The crush on Saturday night happened in a narrow lane in Seoul’s Itaewon district, after a huge crowd of people celebrating Halloween pushed into the downhill alley, witnesses said.
At least 151 people, mostly women and young people in their 20s, were killed. The dead included 19 foreigners, according to officials. Dozens more were injured, with at least 19 of them in critical condition.
It was not immediately clear what led the crowd to surge into the narrow sloped alley near the Hamilton Hotel, a major party spot in Seoul. Fire officials and witnesses said the crush happened when those at the top of the sloped street fell, sending people below them toppling over others.
“People kept pushing down into a downhill club alley, resulting in other people screaming and falling down like dominos,” one survivor was quoted as saying by the Yonhap news agency. “I thought I would be crushed to death too as people kept pushing without realising there were people falling down at the start.”
Another survivor, a young man in his 20s identified as Kim, described the scene as a “Halloween nightmare” and said he also saw people falling.
“I heard voices calling for help, and I saw people who couldn’t breathe,” Kim told the Hankyoreh newspaper, adding that he was trapped in the crowd for about an hour and a half before he was rescued. “My legs are numb,” he said.
The Korea Joong Ang Daily newspaper said most of those who were killed were found near the northwest corner of the Hamilton Hotel. One witness told the newspaper he made it out via a small side street near the hotel before the crush turned deadly. “It was people fighting to leave and people fighting to get in,” he said.
Another survivor in his 20s said he avoided being trampled by managing to get into a bar whose door was open in the alley, Yonhap reported, while another said she managed to make it out alive because she was standing off to the side.
The woman, surnamed Park, told Yonhap: “[I] could survive as I was located on the sideline of the alley. It looks like people in the middle suffered the most.”
One victim’s mother, surnamed Ahn, told Yonhap that she had heard that her daughter had been under a pile of people for more than an hour.
“Her boyfriend called me around midnight, crying, saying she was dead, that she’d been under a pile of people for over an hour and that he’d tried to pull her out but couldn’t,” Ahn told Yonhap. “I rushed here after getting his call but haven’t received confirmation.”
The sheer number of victims quickly overwhelmed paramedics called to the scene, according to emergency workers.
In an interview with local broadcaster YTN, Lee Beom-suk, a doctor who administered first aid to victims described passers-by stepping in to administer first aid.
“When I first attempted CPR, there were two victims lying on the pavement. But the number exploded soon after, outnumbering first responders at the scene,” Lee said. “Many bystanders came to help us with CPR.”

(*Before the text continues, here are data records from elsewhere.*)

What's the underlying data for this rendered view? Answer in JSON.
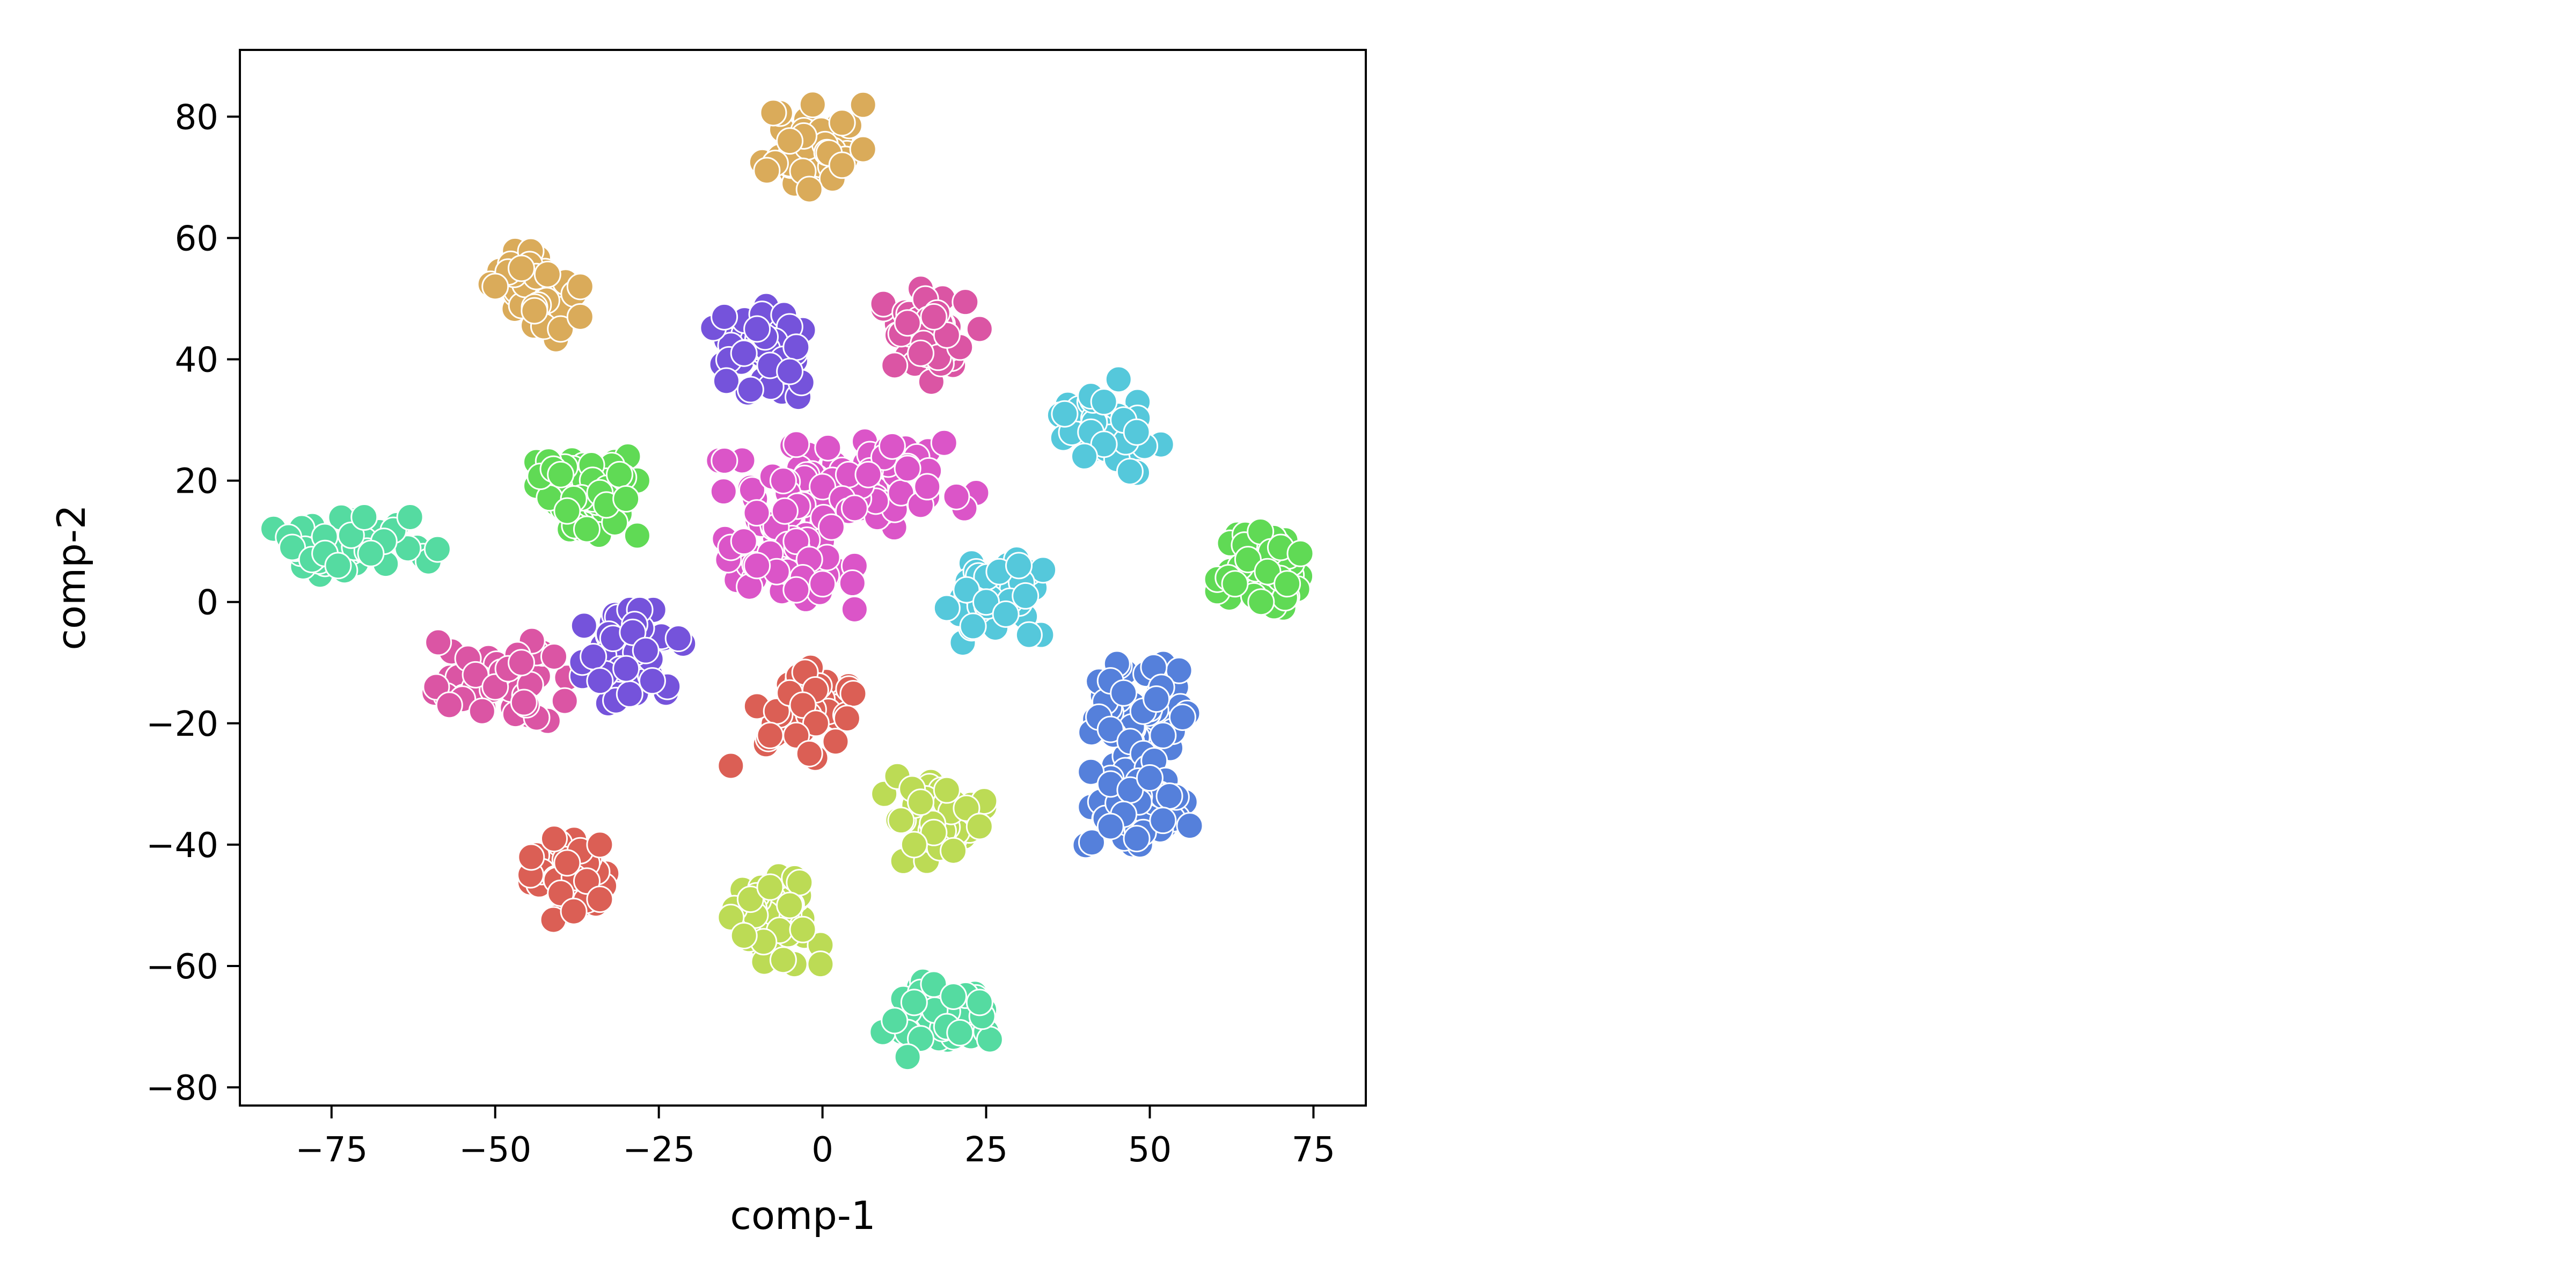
{
  "chart_data": {
    "type": "scatter",
    "title": "",
    "xlabel": "comp-1",
    "ylabel": "comp-2",
    "xlim": [
      -89,
      83
    ],
    "ylim": [
      -83,
      91
    ],
    "x_ticks": [
      -75,
      -50,
      -25,
      0,
      25,
      50,
      75
    ],
    "y_ticks": [
      -80,
      -60,
      -40,
      -20,
      0,
      20,
      40,
      60,
      80
    ],
    "x_tick_labels": [
      "−75",
      "−50",
      "−25",
      "0",
      "25",
      "50",
      "75"
    ],
    "y_tick_labels": [
      "−80",
      "−60",
      "−40",
      "−20",
      "0",
      "20",
      "40",
      "60",
      "80"
    ],
    "grid": false,
    "legend": "none",
    "marker_edge_color": "#ffffff",
    "clusters": [
      {
        "color": "#daab5a",
        "cx": -1.5,
        "cy": 75,
        "n": 48,
        "seed": 11,
        "points": [
          [
            -1.5,
            82
          ],
          [
            3,
            79
          ],
          [
            -5,
            76
          ],
          [
            1,
            74
          ],
          [
            -3,
            71
          ],
          [
            3,
            72
          ],
          [
            -2,
            68
          ]
        ]
      },
      {
        "color": "#daab5a",
        "cx": -43,
        "cy": 51,
        "n": 42,
        "seed": 12,
        "points": [
          [
            -50,
            52
          ],
          [
            -46,
            55
          ],
          [
            -42,
            54
          ],
          [
            -37,
            52
          ],
          [
            -44,
            48
          ],
          [
            -40,
            45
          ],
          [
            -37,
            47
          ]
        ]
      },
      {
        "color": "#7553db",
        "cx": -9,
        "cy": 41.5,
        "n": 48,
        "seed": 13,
        "points": [
          [
            -15,
            47
          ],
          [
            -10,
            45
          ],
          [
            -12,
            41
          ],
          [
            -6,
            40
          ],
          [
            -4,
            42
          ],
          [
            -8,
            39
          ],
          [
            -11,
            35
          ],
          [
            -5,
            38
          ]
        ]
      },
      {
        "color": "#db55a4",
        "cx": 17,
        "cy": 44,
        "n": 48,
        "seed": 14,
        "points": [
          [
            11,
            39
          ],
          [
            15,
            41
          ],
          [
            21,
            42
          ],
          [
            19,
            44
          ],
          [
            24,
            45
          ],
          [
            17,
            47
          ],
          [
            13,
            46
          ]
        ]
      },
      {
        "color": "#55c8db",
        "cx": 44,
        "cy": 29,
        "n": 48,
        "seed": 15,
        "points": [
          [
            37,
            31
          ],
          [
            41,
            28
          ],
          [
            43,
            26
          ],
          [
            46,
            30
          ],
          [
            48,
            28
          ],
          [
            43,
            33
          ],
          [
            40,
            24
          ]
        ]
      },
      {
        "color": "#db55c8",
        "cx": 4,
        "cy": 20,
        "n": 65,
        "seed": 16,
        "sx": 9,
        "sy": 3.5,
        "points": [
          [
            -4,
            26
          ],
          [
            -6,
            20
          ],
          [
            0,
            19
          ],
          [
            4,
            21
          ],
          [
            3,
            17
          ],
          [
            7,
            21
          ],
          [
            12,
            18
          ],
          [
            15,
            16
          ],
          [
            16,
            19
          ],
          [
            13,
            22
          ],
          [
            -3,
            16
          ],
          [
            4,
            15
          ]
        ]
      },
      {
        "color": "#db55c8",
        "cx": -5,
        "cy": 7,
        "n": 55,
        "seed": 17,
        "sx": 4.5,
        "sy": 4,
        "points": [
          [
            -14,
            9
          ],
          [
            -12,
            10
          ],
          [
            -8,
            8
          ],
          [
            -4,
            10
          ],
          [
            -2,
            7
          ],
          [
            -7,
            5
          ],
          [
            -3,
            4
          ],
          [
            -4,
            2
          ],
          [
            0,
            3
          ],
          [
            -10,
            6
          ]
        ]
      },
      {
        "color": "#60da55",
        "cx": -36,
        "cy": 18,
        "n": 50,
        "seed": 18,
        "points": [
          [
            -40,
            21
          ],
          [
            -38,
            17
          ],
          [
            -34,
            18
          ],
          [
            -31,
            21
          ],
          [
            -33,
            16
          ],
          [
            -39,
            15
          ],
          [
            -36,
            12
          ],
          [
            -30,
            17
          ]
        ]
      },
      {
        "color": "#55dba1",
        "cx": -72,
        "cy": 10,
        "n": 45,
        "seed": 19,
        "sx": 6,
        "sy": 2.5,
        "points": [
          [
            -81,
            9
          ],
          [
            -78,
            7
          ],
          [
            -76,
            8
          ],
          [
            -74,
            6
          ],
          [
            -72,
            11
          ],
          [
            -70,
            14
          ],
          [
            -67,
            10
          ],
          [
            -69,
            8
          ],
          [
            -63,
            14
          ]
        ]
      },
      {
        "color": "#55c8db",
        "cx": 26,
        "cy": 1,
        "n": 48,
        "seed": 20,
        "points": [
          [
            19,
            -1
          ],
          [
            22,
            2
          ],
          [
            25,
            0
          ],
          [
            28,
            -2
          ],
          [
            31,
            1
          ],
          [
            27,
            5
          ],
          [
            23,
            -4
          ],
          [
            30,
            6
          ]
        ]
      },
      {
        "color": "#60da55",
        "cx": 68,
        "cy": 5,
        "n": 45,
        "seed": 21,
        "points": [
          [
            62,
            4
          ],
          [
            65,
            7
          ],
          [
            68,
            5
          ],
          [
            70,
            9
          ],
          [
            73,
            8
          ],
          [
            67,
            0
          ],
          [
            71,
            3
          ],
          [
            63,
            3
          ]
        ]
      },
      {
        "color": "#db55a4",
        "cx": -50,
        "cy": -13,
        "n": 48,
        "seed": 22,
        "sx": 5,
        "sy": 3,
        "points": [
          [
            -59,
            -14
          ],
          [
            -55,
            -16
          ],
          [
            -53,
            -12
          ],
          [
            -50,
            -14
          ],
          [
            -48,
            -11
          ],
          [
            -46,
            -10
          ],
          [
            -41,
            -9
          ],
          [
            -57,
            -17
          ],
          [
            -52,
            -18
          ]
        ]
      },
      {
        "color": "#7553db",
        "cx": -29,
        "cy": -9,
        "n": 45,
        "seed": 23,
        "points": [
          [
            -35,
            -9
          ],
          [
            -32,
            -6
          ],
          [
            -29,
            -5
          ],
          [
            -27,
            -8
          ],
          [
            -30,
            -11
          ],
          [
            -26,
            -13
          ],
          [
            -34,
            -13
          ],
          [
            -22,
            -6
          ]
        ]
      },
      {
        "color": "#db5f55",
        "cx": -3,
        "cy": -18,
        "n": 48,
        "seed": 24,
        "points": [
          [
            -7,
            -18
          ],
          [
            -5,
            -15
          ],
          [
            -3,
            -17
          ],
          [
            -1,
            -20
          ],
          [
            -4,
            -22
          ],
          [
            -8,
            -22
          ],
          [
            -2,
            -25
          ],
          [
            2,
            -23
          ],
          [
            -14,
            -27
          ]
        ]
      },
      {
        "color": "#5580db",
        "cx": 48,
        "cy": -19,
        "n": 55,
        "seed": 25,
        "sx": 3.5,
        "sy": 4,
        "points": [
          [
            44,
            -13
          ],
          [
            46,
            -15
          ],
          [
            49,
            -18
          ],
          [
            51,
            -16
          ],
          [
            44,
            -21
          ],
          [
            47,
            -23
          ],
          [
            52,
            -22
          ],
          [
            55,
            -19
          ],
          [
            49,
            -25
          ]
        ]
      },
      {
        "color": "#5580db",
        "cx": 49,
        "cy": -33,
        "n": 60,
        "seed": 26,
        "sx": 4,
        "sy": 3.5,
        "points": [
          [
            41,
            -28
          ],
          [
            44,
            -30
          ],
          [
            47,
            -31
          ],
          [
            50,
            -29
          ],
          [
            53,
            -32
          ],
          [
            46,
            -35
          ],
          [
            49,
            -38
          ],
          [
            52,
            -36
          ],
          [
            44,
            -37
          ],
          [
            48,
            -39
          ]
        ]
      },
      {
        "color": "#bcdb55",
        "cx": 17,
        "cy": -35,
        "n": 48,
        "seed": 27,
        "points": [
          [
            12,
            -36
          ],
          [
            15,
            -33
          ],
          [
            19,
            -31
          ],
          [
            22,
            -34
          ],
          [
            24,
            -37
          ],
          [
            17,
            -38
          ],
          [
            14,
            -40
          ],
          [
            20,
            -41
          ]
        ]
      },
      {
        "color": "#db5f55",
        "cx": -38,
        "cy": -45,
        "n": 45,
        "seed": 28,
        "sx": 3,
        "sy": 3.5,
        "points": [
          [
            -41,
            -39
          ],
          [
            -37,
            -41
          ],
          [
            -34,
            -40
          ],
          [
            -39,
            -43
          ],
          [
            -36,
            -46
          ],
          [
            -40,
            -48
          ],
          [
            -34,
            -49
          ],
          [
            -38,
            -51
          ]
        ]
      },
      {
        "color": "#bcdb55",
        "cx": -8,
        "cy": -52,
        "n": 48,
        "seed": 29,
        "points": [
          [
            -14,
            -52
          ],
          [
            -11,
            -49
          ],
          [
            -8,
            -47
          ],
          [
            -5,
            -50
          ],
          [
            -3,
            -54
          ],
          [
            -9,
            -56
          ],
          [
            -6,
            -59
          ],
          [
            -12,
            -55
          ]
        ]
      },
      {
        "color": "#55dba1",
        "cx": 18,
        "cy": -68,
        "n": 45,
        "seed": 30,
        "sx": 4,
        "sy": 3,
        "points": [
          [
            11,
            -69
          ],
          [
            14,
            -66
          ],
          [
            17,
            -63
          ],
          [
            20,
            -65
          ],
          [
            24,
            -66
          ],
          [
            19,
            -70
          ],
          [
            15,
            -72
          ],
          [
            13,
            -75
          ],
          [
            21,
            -71
          ]
        ]
      }
    ]
  }
}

“It’s hard to put in words to describe,” he added. “So many victims’ faces were pale. I could not catch their pulse or breath and many of them had a bloody nose. When I tried CPR, I also pumped blood out of their mouths.”
Saturday’s disaster was the deadliest crowd crush in South Korea’s history. President Yoon Yuk-seol has declared a period of national mourning and promised an investigation into what happened.
Seoul’s Metropolitan government meanwhile said it has received reports about some 355 missing people since the disaster.
Ju Young Possamai, a bartender in Itaewon, said he had been to several Halloween celebrations in South Korea and was shocked by the tragedy.
“It was very sad to see something that we never, never expected,” Possamai, 24, told the AFP news agency. “It’s always crowded, but nothing like this has ever happened before.”